Fears of a recession and other macro headwinds often drive investors to dump their tech stocks and invest in more defensive sectors. However, many tech companies are actually well-equipped to handle deep economic downturns.

Today I'll take a closer look at three tech companies that should remain promising investments during a recession: the cloud-based services provider ServiceNow (NOW 0.62%), the diversified chipmaker Broadcom (AVGO 0.46%), and the Dutch semiconductor equipment maker ASML (ASML 1.30%).

A sign warning of a recession.

Image source: Getty Images.

1. ServiceNow

ServiceNow's cloud-based tools help companies streamline their work patterns into digital workflows. That digitization process makes it easier for companies to expand, reduce their costs, and support remote workers. It's naturally insulated from recessions since economic downturns usually highlight the growing need for its digital transformation services.

ServiceNow's annual revenue grew at a compound annual growth rate (CAGR) of 30% between 2017 and 2022, and it expects that momentum to continue with a CAGR of at least 21% from 2022 to 2026. Unlike many other high-growth cloud software companies, ServiceNow is firmly profitable on a generally accepted accounting principles (GAAP) basis.

ServiceNow's stock isn't cheap at 53 times forward earnings, and its near-term growth might be crimped by macro and currency challenges. But its early-mover's advantage in digital workflow tools, the stickiness of its subscriptions, and its stable gross margins all suggest it deserves to trade at a premium to slower-growth cloud plays like Salesforce.

2. Broadcom

Broadcom develops a wide range of chips for the data center, networking, broadband, wireless, storage, and industrial markets. It also operates a smaller infrastructure software business, which could grow a lot larger if its proposed takeover of the cloud giant VMware is finally approved.

Broadcom's top client is Apple, which accounted for a fifth of its revenue last year. But it also has limited exposure to the post-pandemic slowdown of the PC market, and it's benefited from the accelerating pace of infrastructure upgrades over the past year.

That diversification makes Broadcom a more balanced semiconductor play than many of its chipmaking peers. Its annual revenue rose at a CAGR of 13% from 2017 to 2022, and analysts expect a stable CAGR of 5% from 2022 to 2025, even as the broader chip market experiences a cyclical slowdown.

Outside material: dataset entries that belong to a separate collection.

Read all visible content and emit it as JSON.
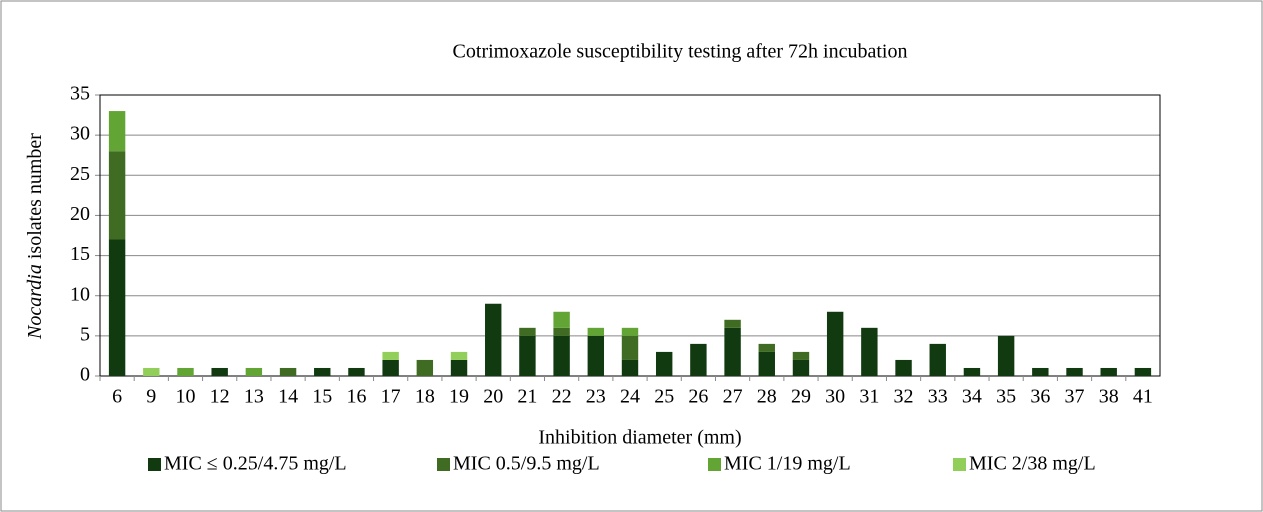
{
  "chart_data": {
    "type": "stacked_bar",
    "title": "Cotrimoxazole susceptibility testing after 72h incubation",
    "xlabel": "Inhibition diameter (mm)",
    "ylabel": {
      "italic": "Nocardia",
      "rest": " isolates number"
    },
    "categories": [
      "6",
      "9",
      "10",
      "12",
      "13",
      "14",
      "15",
      "16",
      "17",
      "18",
      "19",
      "20",
      "21",
      "22",
      "23",
      "24",
      "25",
      "26",
      "27",
      "28",
      "29",
      "30",
      "31",
      "32",
      "33",
      "34",
      "35",
      "36",
      "37",
      "38",
      "41"
    ],
    "series": [
      {
        "name": "MIC ≤ 0.25/4.75 mg/L",
        "color": "#113a10",
        "values": [
          17,
          0,
          0,
          1,
          0,
          0,
          1,
          1,
          2,
          0,
          2,
          9,
          5,
          5,
          5,
          2,
          3,
          4,
          6,
          3,
          2,
          8,
          6,
          2,
          4,
          1,
          5,
          1,
          1,
          1,
          1
        ]
      },
      {
        "name": "MIC 0.5/9.5 mg/L",
        "color": "#3f6b22",
        "values": [
          11,
          0,
          0,
          0,
          0,
          1,
          0,
          0,
          0,
          2,
          0,
          0,
          1,
          1,
          0,
          3,
          0,
          0,
          1,
          1,
          1,
          0,
          0,
          0,
          0,
          0,
          0,
          0,
          0,
          0,
          0
        ]
      },
      {
        "name": "MIC 1/19 mg/L",
        "color": "#63a535",
        "values": [
          5,
          0,
          1,
          0,
          1,
          0,
          0,
          0,
          0,
          0,
          0,
          0,
          0,
          2,
          1,
          1,
          0,
          0,
          0,
          0,
          0,
          0,
          0,
          0,
          0,
          0,
          0,
          0,
          0,
          0,
          0
        ]
      },
      {
        "name": "MIC 2/38 mg/L",
        "color": "#92cf5a",
        "values": [
          0,
          1,
          0,
          0,
          0,
          0,
          0,
          0,
          1,
          0,
          1,
          0,
          0,
          0,
          0,
          0,
          0,
          0,
          0,
          0,
          0,
          0,
          0,
          0,
          0,
          0,
          0,
          0,
          0,
          0,
          0
        ]
      }
    ],
    "ylim": [
      0,
      35
    ],
    "yticks": [
      0,
      5,
      10,
      15,
      20,
      25,
      30,
      35
    ],
    "grid": true
  }
}
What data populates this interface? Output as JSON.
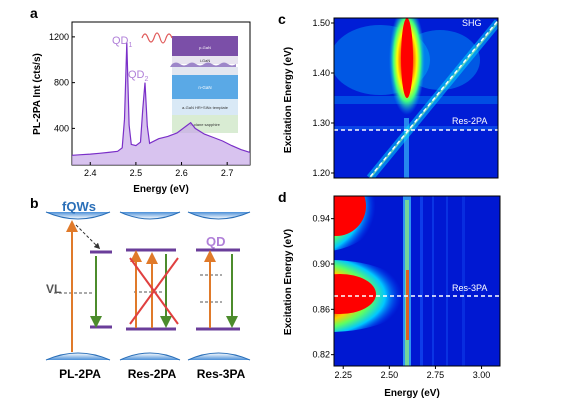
{
  "panels": {
    "a": {
      "letter": "a",
      "ylabel": "PL-2PA Int (cts/s)",
      "xlabel": "Energy (eV)",
      "qd1": "QD",
      "qd1_sub": "1",
      "qd2": "QD",
      "qd2_sub": "2",
      "inset_layers": [
        "p-GaN",
        "i-GaN",
        "n-GaN",
        "a-GaN HR+SiNx template",
        "n-plane sapphire"
      ]
    },
    "b": {
      "letter": "b",
      "fqws": "fQWs",
      "vl": "VL",
      "qd": "QD",
      "labels": [
        "PL-2PA",
        "Res-2PA",
        "Res-3PA"
      ]
    },
    "c": {
      "letter": "c",
      "ylabel": "Excitation Energy (eV)",
      "shg": "SHG",
      "res": "Res-2PA"
    },
    "d": {
      "letter": "d",
      "ylabel": "Excitation Energy (eV)",
      "xlabel": "Energy (eV)",
      "res": "Res-3PA"
    }
  },
  "chart_data": [
    {
      "type": "line",
      "panel": "a",
      "xlabel": "Energy (eV)",
      "ylabel": "PL-2PA Int (cts/s)",
      "xlim": [
        2.36,
        2.75
      ],
      "ylim": [
        80,
        1330
      ],
      "x_ticks": [
        2.4,
        2.5,
        2.6,
        2.7
      ],
      "y_ticks": [
        400,
        800,
        1200
      ],
      "series": [
        {
          "x": [
            2.36,
            2.38,
            2.4,
            2.42,
            2.44,
            2.46,
            2.47,
            2.475,
            2.48,
            2.485,
            2.49,
            2.5,
            2.51,
            2.515,
            2.52,
            2.525,
            2.53,
            2.55,
            2.57,
            2.59,
            2.61,
            2.62,
            2.63,
            2.65,
            2.67,
            2.69,
            2.71,
            2.73,
            2.75
          ],
          "y": [
            165,
            170,
            175,
            182,
            190,
            200,
            230,
            480,
            1150,
            430,
            260,
            250,
            280,
            560,
            800,
            420,
            270,
            310,
            330,
            360,
            420,
            450,
            400,
            350,
            320,
            290,
            250,
            215,
            190
          ]
        }
      ],
      "annotations": [
        "QD1",
        "QD2"
      ]
    },
    {
      "type": "heatmap",
      "panel": "c",
      "ylabel": "Excitation Energy (eV)",
      "ylim": [
        1.19,
        1.51
      ],
      "y_ticks": [
        1.2,
        1.3,
        1.4,
        1.5
      ],
      "lines": [
        "SHG",
        "Res-2PA"
      ],
      "res_line_y": 1.29
    },
    {
      "type": "heatmap",
      "panel": "d",
      "xlabel": "Energy (eV)",
      "ylabel": "Excitation Energy (eV)",
      "xlim": [
        2.2,
        3.1
      ],
      "ylim": [
        0.81,
        0.96
      ],
      "x_ticks": [
        2.25,
        2.5,
        2.75,
        3.0
      ],
      "y_ticks": [
        0.82,
        0.86,
        0.9,
        0.94
      ],
      "lines": [
        "Res-3PA"
      ],
      "res_line_y": 0.87
    }
  ]
}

That outlook doesn't account for its takeover of VMware, which would significantly boost its revenue and reduce its dependence on Apple.

Broadcom is firmly profitable, its stock trades at just 14 times forward earnings, and it pays a hefty forward yield of 3.1%. Those fundamental strengths should make it a sound stock to hold during a recession.

3. ASML

Fabless chipmakers like Broadcom, Qualcomm, Nvidia, and AMD all outsource the production of their chips to third-party foundries like Taiwan Semiconductor Manufacturing and Samsung. However, TSMC and Samsung can't actually manufacture their most advanced chips without ASML's lithography systems, which are used to etch circuit patterns onto silicon wafers.

ASML is the world's largest producer of lithography systems, and it's the only producer of extreme ultraviolet (EUV) systems, which are used to manufacture the world's smallest and densest chips. ASML's monopolization of these systems, which cost $200 million each and require multiple planes to ship, makes it a linchpin of the semiconductor market.

Between 2017 and 2022 ASML's annual revenue grew at a CAGR of 19% as its gross margin expanded from 45% to 50.5%. It expects its top line to continue growing at a CAGR of about 12% from 2022 to 2030 (at the midpoint of its long-term estimates) as its gross margin expands to 56%-60% by the final year.

ASML's stock might seem a bit pricey at 32 times forward earnings, but it will likely remain one of the most important -- and recession-resistant -- technology companies for the foreseeable future.